General relativity predicts that when a large-enough rotating star collapses at the end of its life, it will collapse into a ring singularity, and this ring conserves angular momentum.

When a typically-sized star (large enough to collapse into a black hole) rotating at a typical speed collapses into a ring singularity, how fast does the ring rotate (in terms of revolutions per second)? Also, what's the diameter of the ring?

What would the rotational speed and diameter of the ring be for a humongous star, such as VY Canis Majoris?

Also, in both cases: What would the dimensions and shape of the event horizon be?

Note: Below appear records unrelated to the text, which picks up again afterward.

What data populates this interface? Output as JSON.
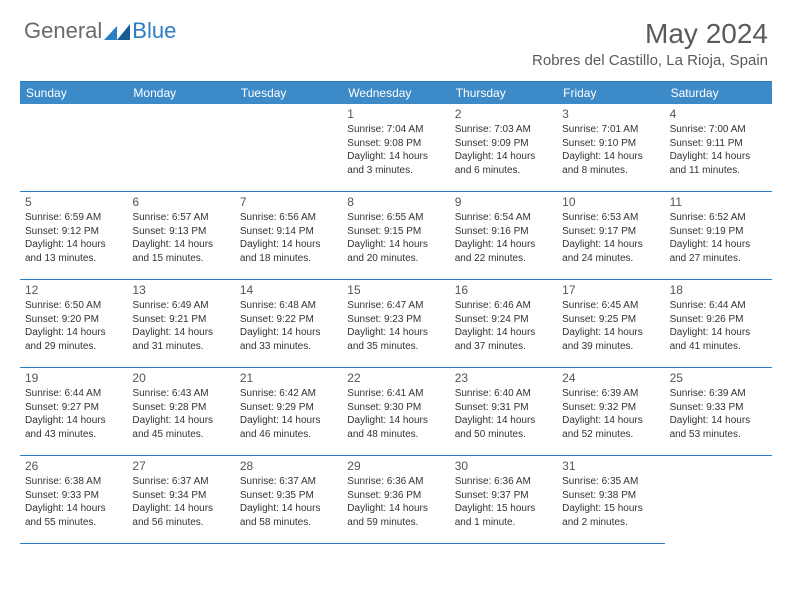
{
  "brand": {
    "general": "General",
    "blue": "Blue"
  },
  "title": "May 2024",
  "location": "Robres del Castillo, La Rioja, Spain",
  "colors": {
    "header_bg": "#3d8ac9",
    "border": "#2b7dc4",
    "text": "#333333",
    "title": "#5a5a5a"
  },
  "weekdays": [
    "Sunday",
    "Monday",
    "Tuesday",
    "Wednesday",
    "Thursday",
    "Friday",
    "Saturday"
  ],
  "first_day_index": 3,
  "days": [
    {
      "n": "1",
      "sunrise": "Sunrise: 7:04 AM",
      "sunset": "Sunset: 9:08 PM",
      "daylight": "Daylight: 14 hours and 3 minutes."
    },
    {
      "n": "2",
      "sunrise": "Sunrise: 7:03 AM",
      "sunset": "Sunset: 9:09 PM",
      "daylight": "Daylight: 14 hours and 6 minutes."
    },
    {
      "n": "3",
      "sunrise": "Sunrise: 7:01 AM",
      "sunset": "Sunset: 9:10 PM",
      "daylight": "Daylight: 14 hours and 8 minutes."
    },
    {
      "n": "4",
      "sunrise": "Sunrise: 7:00 AM",
      "sunset": "Sunset: 9:11 PM",
      "daylight": "Daylight: 14 hours and 11 minutes."
    },
    {
      "n": "5",
      "sunrise": "Sunrise: 6:59 AM",
      "sunset": "Sunset: 9:12 PM",
      "daylight": "Daylight: 14 hours and 13 minutes."
    },
    {
      "n": "6",
      "sunrise": "Sunrise: 6:57 AM",
      "sunset": "Sunset: 9:13 PM",
      "daylight": "Daylight: 14 hours and 15 minutes."
    },
    {
      "n": "7",
      "sunrise": "Sunrise: 6:56 AM",
      "sunset": "Sunset: 9:14 PM",
      "daylight": "Daylight: 14 hours and 18 minutes."
    },
    {
      "n": "8",
      "sunrise": "Sunrise: 6:55 AM",
      "sunset": "Sunset: 9:15 PM",
      "daylight": "Daylight: 14 hours and 20 minutes."
    },
    {
      "n": "9",
      "sunrise": "Sunrise: 6:54 AM",
      "sunset": "Sunset: 9:16 PM",
      "daylight": "Daylight: 14 hours and 22 minutes."
    },
    {
      "n": "10",
      "sunrise": "Sunrise: 6:53 AM",
      "sunset": "Sunset: 9:17 PM",
      "daylight": "Daylight: 14 hours and 24 minutes."
    },
    {
      "n": "11",
      "sunrise": "Sunrise: 6:52 AM",
      "sunset": "Sunset: 9:19 PM",
      "daylight": "Daylight: 14 hours and 27 minutes."
    },
    {
      "n": "12",
      "sunrise": "Sunrise: 6:50 AM",
      "sunset": "Sunset: 9:20 PM",
      "daylight": "Daylight: 14 hours and 29 minutes."
    },
    {
      "n": "13",
      "sunrise": "Sunrise: 6:49 AM",
      "sunset": "Sunset: 9:21 PM",
      "daylight": "Daylight: 14 hours and 31 minutes."
    },
    {
      "n": "14",
      "sunrise": "Sunrise: 6:48 AM",
      "sunset": "Sunset: 9:22 PM",
      "daylight": "Daylight: 14 hours and 33 minutes."
    },
    {
      "n": "15",
      "sunrise": "Sunrise: 6:47 AM",
      "sunset": "Sunset: 9:23 PM",
      "daylight": "Daylight: 14 hours and 35 minutes."
    },
    {
      "n": "16",
      "sunrise": "Sunrise: 6:46 AM",
      "sunset": "Sunset: 9:24 PM",
      "daylight": "Daylight: 14 hours and 37 minutes."
    },
    {
      "n": "17",
      "sunrise": "Sunrise: 6:45 AM",
      "sunset": "Sunset: 9:25 PM",
      "daylight": "Daylight: 14 hours and 39 minutes."
    },
    {
      "n": "18",
      "sunrise": "Sunrise: 6:44 AM",
      "sunset": "Sunset: 9:26 PM",
      "daylight": "Daylight: 14 hours and 41 minutes."
    },
    {
      "n": "19",
      "sunrise": "Sunrise: 6:44 AM",
      "sunset": "Sunset: 9:27 PM",
      "daylight": "Daylight: 14 hours and 43 minutes."
    },
    {
      "n": "20",
      "sunrise": "Sunrise: 6:43 AM",
      "sunset": "Sunset: 9:28 PM",
      "daylight": "Daylight: 14 hours and 45 minutes."
    },
    {
      "n": "21",
      "sunrise": "Sunrise: 6:42 AM",
      "sunset": "Sunset: 9:29 PM",
      "daylight": "Daylight: 14 hours and 46 minutes."
    },
    {
      "n": "22",
      "sunrise": "Sunrise: 6:41 AM",
      "sunset": "Sunset: 9:30 PM",
      "daylight": "Daylight: 14 hours and 48 minutes."
    },
    {
      "n": "23",
      "sunrise": "Sunrise: 6:40 AM",
      "sunset": "Sunset: 9:31 PM",
      "daylight": "Daylight: 14 hours and 50 minutes."
    },
    {
      "n": "24",
      "sunrise": "Sunrise: 6:39 AM",
      "sunset": "Sunset: 9:32 PM",
      "daylight": "Daylight: 14 hours and 52 minutes."
    },
    {
      "n": "25",
      "sunrise": "Sunrise: 6:39 AM",
      "sunset": "Sunset: 9:33 PM",
      "daylight": "Daylight: 14 hours and 53 minutes."
    },
    {
      "n": "26",
      "sunrise": "Sunrise: 6:38 AM",
      "sunset": "Sunset: 9:33 PM",
      "daylight": "Daylight: 14 hours and 55 minutes."
    },
    {
      "n": "27",
      "sunrise": "Sunrise: 6:37 AM",
      "sunset": "Sunset: 9:34 PM",
      "daylight": "Daylight: 14 hours and 56 minutes."
    },
    {
      "n": "28",
      "sunrise": "Sunrise: 6:37 AM",
      "sunset": "Sunset: 9:35 PM",
      "daylight": "Daylight: 14 hours and 58 minutes."
    },
    {
      "n": "29",
      "sunrise": "Sunrise: 6:36 AM",
      "sunset": "Sunset: 9:36 PM",
      "daylight": "Daylight: 14 hours and 59 minutes."
    },
    {
      "n": "30",
      "sunrise": "Sunrise: 6:36 AM",
      "sunset": "Sunset: 9:37 PM",
      "daylight": "Daylight: 15 hours and 1 minute."
    },
    {
      "n": "31",
      "sunrise": "Sunrise: 6:35 AM",
      "sunset": "Sunset: 9:38 PM",
      "daylight": "Daylight: 15 hours and 2 minutes."
    }
  ]
}
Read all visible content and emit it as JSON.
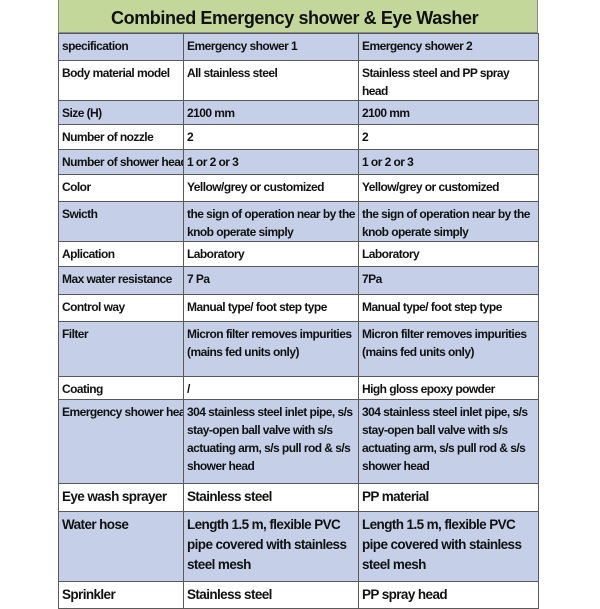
{
  "title": "Combined Emergency shower & Eye Washer",
  "colors": {
    "title_bg": "#c4d79b",
    "band_blue": "#c5d0e8",
    "band_white": "#ffffff"
  },
  "rows": [
    [
      "specification",
      "Emergency shower 1",
      "Emergency shower 2"
    ],
    [
      "Body material model",
      "All stainless steel",
      "Stainless steel and PP spray head"
    ],
    [
      "Size (H)",
      "2100 mm",
      "2100 mm"
    ],
    [
      "Number of nozzle",
      "2",
      "2"
    ],
    [
      "Number of shower head",
      "1 or 2 or 3",
      "1 or 2 or 3"
    ],
    [
      "Color",
      "Yellow/grey or customized",
      "Yellow/grey or customized"
    ],
    [
      "Swicth",
      "the sign of operation near by the knob operate simply",
      "the sign of operation near by the knob operate simply"
    ],
    [
      "Aplication",
      "Laboratory",
      "Laboratory"
    ],
    [
      "Max water resistance",
      "7 Pa",
      "7Pa"
    ],
    [
      "Control way",
      "Manual type/ foot step type",
      "Manual type/ foot step type"
    ],
    [
      "Filter",
      "Micron filter removes impurities (mains fed units only)",
      "Micron filter removes impurities (mains fed units only)"
    ],
    [
      "Coating",
      "/",
      "High gloss epoxy powder"
    ],
    [
      "Emergency shower head",
      "304 stainless steel inlet pipe, s/s stay-open ball valve with s/s actuating arm, s/s pull rod & s/s shower head",
      "304 stainless steel inlet pipe, s/s stay-open ball valve with s/s actuating arm, s/s pull rod & s/s shower head"
    ],
    [
      "Eye wash sprayer",
      "Stainless steel",
      "PP material"
    ],
    [
      "Water hose",
      "Length 1.5 m, flexible PVC pipe covered with stainless steel mesh",
      "Length 1.5 m, flexible PVC pipe covered with stainless steel mesh"
    ],
    [
      "Sprinkler",
      "Stainless steel",
      "PP spray head"
    ]
  ]
}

Technically, the quantity $a$ in Kerr metric is the coordinate radius for the ring singularity. This may seem initially odd as it is greater than the coordinate radius of the inner Cauchy horizon $(r_-)$ though when using elliptical coordinates, $a$ would reside within the inner horizon as shown on page 35 of http://casa.colorado.edu/~ajsh/phys5770_08/bh.pdf and the bottom two images on this web page. $a$ is established by $a=J/mc$ where J is angular momentum, m is mass and c the speed of light. In most cases, it is predicted that the ring singularity is spinning at c. It's worth noting though that due to frame dragging, space itself is already rotating at c at the ergosphere relative to infinity with tangential velocity increasing to infinite at the event horizon (this can be calculated using equations derived from the Kerr metric). If you want to calculate $a$ for VY Canis Majoris then you would need to know its angular momentum.

 

[bcrowell]

Possibly relevant: https://www.physicsforums.com/showthread.php?t=520173

 

[Nabeshin]

There are suggestions that the majority of black holes (>80%, perhaps) are near the extremal regime with a>0.9 or so. Depending on the modeling done, this can even be pushed up past 0.95. But other studies suggest that accretion might halt at a much lower spin, so it's somewhat up in the air at the moment.